What hospitalists don't do on an average day is run an office, either inside or outside the hospital. By working only with inpatients, they forego managing employees, paying rent, purchasing and maintaining equipment, etc. Scheurer notes that her favorite thing about being a hospitalist is the flexibility it allows her in her day and the amount of teaching she gets to do with the hospital staff. However, the flip side is that she is on call all the time. "We are expected to be available 24/7 for most of our patients, so our pagers are always on," Scheurer says.

Hospitalist sales calls

Calling on hospitalists is somewhat different from calling on office-based physicians. For example, hospitalists tend not to be as concerned with medications used for prevention or steady chronic illnesses, Scheurer says. She notes that her main concerns include antimicrobials, antihypertension and cardiac medications, and antithrombotic agents.

However, like most physicians, hospitalists want to know what your product does, see proof of how well it works, and be informed about any precautions and warnings associated with its use. Scheurer says the three things she wishes sales representatives would not do are:

* Make product claims that are not supported in the literature.
* List what other doctors in the area are prescribing as a reason to use a drug.
* Spend more than five to 10 minutes discussing a product.

What should you focus on during hospitalist sales calls? First, make sure you have literature to back up your claims. Second, don't rely on anecdotal, local practice patterns to support utilization of your product. Third, keep your discussion focused.
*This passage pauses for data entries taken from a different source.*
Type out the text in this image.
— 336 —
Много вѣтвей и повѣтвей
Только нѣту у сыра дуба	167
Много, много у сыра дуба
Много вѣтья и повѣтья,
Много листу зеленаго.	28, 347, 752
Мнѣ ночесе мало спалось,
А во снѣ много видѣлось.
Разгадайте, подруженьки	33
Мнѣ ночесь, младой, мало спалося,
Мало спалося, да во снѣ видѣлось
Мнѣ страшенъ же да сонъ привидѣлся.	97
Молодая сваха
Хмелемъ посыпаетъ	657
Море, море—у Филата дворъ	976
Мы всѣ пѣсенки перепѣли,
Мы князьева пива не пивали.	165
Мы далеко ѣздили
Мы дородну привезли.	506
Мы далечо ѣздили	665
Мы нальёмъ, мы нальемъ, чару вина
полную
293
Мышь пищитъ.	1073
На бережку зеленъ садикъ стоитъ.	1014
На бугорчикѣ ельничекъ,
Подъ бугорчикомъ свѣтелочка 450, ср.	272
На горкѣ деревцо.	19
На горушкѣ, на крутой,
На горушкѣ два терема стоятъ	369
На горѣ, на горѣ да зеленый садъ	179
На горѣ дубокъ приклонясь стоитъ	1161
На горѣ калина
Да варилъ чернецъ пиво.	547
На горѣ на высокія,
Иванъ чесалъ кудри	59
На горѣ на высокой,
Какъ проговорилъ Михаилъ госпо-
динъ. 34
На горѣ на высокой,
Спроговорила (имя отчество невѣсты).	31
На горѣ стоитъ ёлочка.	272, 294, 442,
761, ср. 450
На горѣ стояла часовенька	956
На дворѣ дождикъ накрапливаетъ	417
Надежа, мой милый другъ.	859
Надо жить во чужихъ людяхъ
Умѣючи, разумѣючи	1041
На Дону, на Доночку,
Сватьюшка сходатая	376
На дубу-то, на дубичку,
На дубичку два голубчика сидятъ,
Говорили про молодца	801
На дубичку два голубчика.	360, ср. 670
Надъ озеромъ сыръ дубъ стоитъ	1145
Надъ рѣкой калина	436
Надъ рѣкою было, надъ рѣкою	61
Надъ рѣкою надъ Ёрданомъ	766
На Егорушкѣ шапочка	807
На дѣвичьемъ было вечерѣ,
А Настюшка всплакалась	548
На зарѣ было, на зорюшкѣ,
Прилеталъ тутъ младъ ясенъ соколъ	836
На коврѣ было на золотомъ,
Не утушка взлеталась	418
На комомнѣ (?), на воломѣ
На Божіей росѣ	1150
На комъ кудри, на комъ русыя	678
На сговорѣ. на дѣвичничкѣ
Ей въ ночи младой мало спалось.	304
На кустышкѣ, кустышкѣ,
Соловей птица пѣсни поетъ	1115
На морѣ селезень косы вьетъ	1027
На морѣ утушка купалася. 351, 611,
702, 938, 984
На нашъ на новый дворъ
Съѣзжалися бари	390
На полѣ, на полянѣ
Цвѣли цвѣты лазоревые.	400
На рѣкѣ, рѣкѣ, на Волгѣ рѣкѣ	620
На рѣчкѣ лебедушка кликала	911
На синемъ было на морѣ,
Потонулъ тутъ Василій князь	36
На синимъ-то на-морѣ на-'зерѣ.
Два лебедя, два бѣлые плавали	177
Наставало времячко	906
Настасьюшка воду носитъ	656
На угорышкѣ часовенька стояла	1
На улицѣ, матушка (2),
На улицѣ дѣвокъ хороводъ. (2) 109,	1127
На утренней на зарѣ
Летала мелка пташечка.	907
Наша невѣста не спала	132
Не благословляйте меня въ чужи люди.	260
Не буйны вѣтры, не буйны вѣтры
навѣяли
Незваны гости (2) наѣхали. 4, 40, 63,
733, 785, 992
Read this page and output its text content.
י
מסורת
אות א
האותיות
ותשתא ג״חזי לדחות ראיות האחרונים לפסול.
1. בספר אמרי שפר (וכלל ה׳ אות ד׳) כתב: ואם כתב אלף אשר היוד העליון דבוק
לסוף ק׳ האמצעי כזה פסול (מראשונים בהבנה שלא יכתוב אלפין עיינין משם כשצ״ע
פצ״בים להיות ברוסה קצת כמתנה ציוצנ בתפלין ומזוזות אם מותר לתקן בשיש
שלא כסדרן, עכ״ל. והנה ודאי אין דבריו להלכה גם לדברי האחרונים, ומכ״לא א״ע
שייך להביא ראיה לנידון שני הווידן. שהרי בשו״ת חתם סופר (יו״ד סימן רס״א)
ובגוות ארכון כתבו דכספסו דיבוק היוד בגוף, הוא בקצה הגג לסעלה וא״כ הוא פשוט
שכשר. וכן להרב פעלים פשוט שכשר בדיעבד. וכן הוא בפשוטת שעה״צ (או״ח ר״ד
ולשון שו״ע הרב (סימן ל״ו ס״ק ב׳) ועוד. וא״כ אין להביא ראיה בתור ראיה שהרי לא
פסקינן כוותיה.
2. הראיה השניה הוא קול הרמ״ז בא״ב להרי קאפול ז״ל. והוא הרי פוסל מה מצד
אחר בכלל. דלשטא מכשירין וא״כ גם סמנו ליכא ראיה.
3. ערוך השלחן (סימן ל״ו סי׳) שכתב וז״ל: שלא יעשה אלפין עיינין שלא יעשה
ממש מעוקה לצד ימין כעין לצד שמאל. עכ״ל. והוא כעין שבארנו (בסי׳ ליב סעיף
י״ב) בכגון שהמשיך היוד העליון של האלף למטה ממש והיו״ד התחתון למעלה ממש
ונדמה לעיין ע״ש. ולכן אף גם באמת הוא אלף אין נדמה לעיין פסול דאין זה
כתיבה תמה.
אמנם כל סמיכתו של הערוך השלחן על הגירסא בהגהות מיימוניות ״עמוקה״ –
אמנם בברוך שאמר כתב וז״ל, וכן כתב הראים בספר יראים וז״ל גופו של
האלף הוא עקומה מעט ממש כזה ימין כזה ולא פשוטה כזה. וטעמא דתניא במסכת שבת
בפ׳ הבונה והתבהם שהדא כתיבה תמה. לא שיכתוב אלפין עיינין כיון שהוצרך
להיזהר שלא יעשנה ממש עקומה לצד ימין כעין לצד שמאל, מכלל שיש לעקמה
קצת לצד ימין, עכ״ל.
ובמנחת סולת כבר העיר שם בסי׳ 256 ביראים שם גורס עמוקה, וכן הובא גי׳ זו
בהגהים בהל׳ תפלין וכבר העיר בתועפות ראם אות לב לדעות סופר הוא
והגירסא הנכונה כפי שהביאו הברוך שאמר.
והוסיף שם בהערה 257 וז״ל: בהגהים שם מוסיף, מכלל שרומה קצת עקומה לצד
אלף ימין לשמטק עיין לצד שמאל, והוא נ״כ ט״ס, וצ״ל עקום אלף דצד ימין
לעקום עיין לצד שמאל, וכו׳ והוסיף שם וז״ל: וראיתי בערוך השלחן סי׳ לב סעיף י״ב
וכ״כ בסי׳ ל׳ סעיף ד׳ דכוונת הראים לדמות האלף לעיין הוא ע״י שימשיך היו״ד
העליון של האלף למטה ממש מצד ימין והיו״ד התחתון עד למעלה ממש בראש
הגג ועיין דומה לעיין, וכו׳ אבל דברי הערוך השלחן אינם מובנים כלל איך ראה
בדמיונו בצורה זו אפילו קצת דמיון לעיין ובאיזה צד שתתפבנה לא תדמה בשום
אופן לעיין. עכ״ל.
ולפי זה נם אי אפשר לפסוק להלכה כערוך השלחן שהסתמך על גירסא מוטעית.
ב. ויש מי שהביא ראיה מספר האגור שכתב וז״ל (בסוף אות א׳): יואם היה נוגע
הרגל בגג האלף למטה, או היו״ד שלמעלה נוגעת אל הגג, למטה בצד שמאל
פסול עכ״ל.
In addition to these three strategies, Scheurer says it is important for representatives to provide hospital-specific data relevant to hospitalists. She suggests that representatives should know what is on the hospital formulary and, if appropriate, what the antimicrobial resistance patterns are in the hospital. In fact, the most memorable and helpful sales call she ever had was one in which the representative provided data on the incidence of use of antimicrobials in the hospital and the hospital's specific resistance patterns.

Succeeding with hospitalists

Succeeding with hospitalists requires that you know your product's relevance to what hospitalists do. Identifying this crossover means understanding their patient populations, their professional goals, the hospitals in which they work, applicable formulary restrictions, and who pays them, among other things. Once you identify the main intersections between your world and theirs, you will be on the road to building strong relationships with these important customers.